Все, к сожаленью, неправда, и все же
Сестренки спускаются вниз осторожно.
С опасностью справиться им нелегко -
Санта зашел чересчур далеко.
Но будет управа на страшного гостя -
Они же не просто девчонки, а сестры!

Шарлотта решительно выбросила маленький кулачок впереди себя и произнесла:

– Сестры!

– Сестры, – повторила за ней Эмили, также выбросив свой кулачок вперед.

Когда они обнаружили, что близится конец поэмы, они настояли, чтобы Марти прочел новые стихи еще раз, и Пейдж поймала себя на мысли, что, как и дети, хочет услышать их во второй раз. Хотя Марти и сделал вид, что устал и нуждается в уговорах, на самом деле он был бы разочарован, если бы его не упросили прочитать стихи снова.

К тому времени, когда отец дочитывал последние строчки, Эмили, засыпая, сонно пробормотала:

– Сестры!

А Шарлотта уже мирно посапывала во сне.

Марти тихо поставил стул в угол комнаты, откуда; его взял, проверил запоры на дверях и окнах, не забыв плотнее задернуть шторы, чтобы никто с улицы не смог заглянуть в окно.

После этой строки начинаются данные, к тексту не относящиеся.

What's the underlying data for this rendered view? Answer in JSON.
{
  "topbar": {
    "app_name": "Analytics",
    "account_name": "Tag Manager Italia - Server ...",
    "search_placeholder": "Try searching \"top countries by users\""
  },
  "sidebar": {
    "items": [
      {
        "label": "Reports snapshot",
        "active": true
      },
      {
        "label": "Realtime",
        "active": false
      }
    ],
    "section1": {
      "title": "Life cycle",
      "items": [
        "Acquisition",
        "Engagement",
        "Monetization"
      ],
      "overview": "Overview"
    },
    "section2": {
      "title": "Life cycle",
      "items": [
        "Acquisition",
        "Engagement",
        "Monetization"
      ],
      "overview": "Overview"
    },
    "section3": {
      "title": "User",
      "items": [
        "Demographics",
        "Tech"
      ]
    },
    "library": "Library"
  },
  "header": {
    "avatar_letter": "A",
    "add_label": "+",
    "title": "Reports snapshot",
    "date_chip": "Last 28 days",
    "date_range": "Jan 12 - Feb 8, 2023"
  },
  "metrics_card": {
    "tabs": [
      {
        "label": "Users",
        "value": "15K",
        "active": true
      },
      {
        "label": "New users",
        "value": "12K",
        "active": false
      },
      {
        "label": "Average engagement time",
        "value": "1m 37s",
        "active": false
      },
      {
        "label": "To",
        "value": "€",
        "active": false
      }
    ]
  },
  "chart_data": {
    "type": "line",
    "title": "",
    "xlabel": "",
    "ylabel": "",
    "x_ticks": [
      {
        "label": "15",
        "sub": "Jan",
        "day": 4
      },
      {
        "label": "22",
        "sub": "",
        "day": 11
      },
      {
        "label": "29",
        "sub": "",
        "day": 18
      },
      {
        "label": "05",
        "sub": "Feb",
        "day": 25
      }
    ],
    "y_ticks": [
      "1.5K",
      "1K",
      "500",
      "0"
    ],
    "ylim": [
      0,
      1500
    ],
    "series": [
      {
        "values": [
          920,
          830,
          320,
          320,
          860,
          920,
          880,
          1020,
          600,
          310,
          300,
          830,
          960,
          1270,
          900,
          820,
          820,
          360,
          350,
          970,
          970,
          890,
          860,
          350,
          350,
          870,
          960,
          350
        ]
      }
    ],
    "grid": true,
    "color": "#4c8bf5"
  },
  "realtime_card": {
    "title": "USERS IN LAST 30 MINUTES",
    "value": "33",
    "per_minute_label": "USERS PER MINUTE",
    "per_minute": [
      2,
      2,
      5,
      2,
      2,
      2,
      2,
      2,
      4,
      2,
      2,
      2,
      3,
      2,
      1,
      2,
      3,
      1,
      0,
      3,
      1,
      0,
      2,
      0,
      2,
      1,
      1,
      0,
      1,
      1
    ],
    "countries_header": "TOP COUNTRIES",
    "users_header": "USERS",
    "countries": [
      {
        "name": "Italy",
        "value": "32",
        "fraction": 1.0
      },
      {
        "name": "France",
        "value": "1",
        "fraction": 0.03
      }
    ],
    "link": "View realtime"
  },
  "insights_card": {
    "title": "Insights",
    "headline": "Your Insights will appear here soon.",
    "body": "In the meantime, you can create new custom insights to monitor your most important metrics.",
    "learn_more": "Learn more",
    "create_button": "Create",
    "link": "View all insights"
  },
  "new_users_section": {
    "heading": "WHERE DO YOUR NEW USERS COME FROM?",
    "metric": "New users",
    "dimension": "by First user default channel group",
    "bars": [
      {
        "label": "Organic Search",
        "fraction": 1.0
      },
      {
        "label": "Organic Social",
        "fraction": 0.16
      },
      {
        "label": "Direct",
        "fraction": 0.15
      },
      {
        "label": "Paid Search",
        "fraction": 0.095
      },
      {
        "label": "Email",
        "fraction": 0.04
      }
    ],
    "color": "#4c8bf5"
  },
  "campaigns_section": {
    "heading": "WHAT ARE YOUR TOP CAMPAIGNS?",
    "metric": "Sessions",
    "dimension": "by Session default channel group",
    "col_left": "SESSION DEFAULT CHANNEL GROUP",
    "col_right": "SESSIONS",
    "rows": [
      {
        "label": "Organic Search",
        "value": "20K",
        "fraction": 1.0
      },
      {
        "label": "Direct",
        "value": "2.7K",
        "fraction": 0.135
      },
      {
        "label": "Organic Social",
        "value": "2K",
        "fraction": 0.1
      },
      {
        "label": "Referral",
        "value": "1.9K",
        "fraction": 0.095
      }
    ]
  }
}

Поправив одеяло сначала у Эмили, а затем у Шарлотты, Пейдж поцеловала их на ночь. Любовь к детям была так сильна, что у нее перехватило дыхание и сжалось сердце.

Когда они с Марти ушли в соседнюю комнату, захватив с собой оружие, то не стали гасить ночник и оставили дверь в комнату девочек открытой. Даже сама мысль о том, что они не рядом, была невыносима.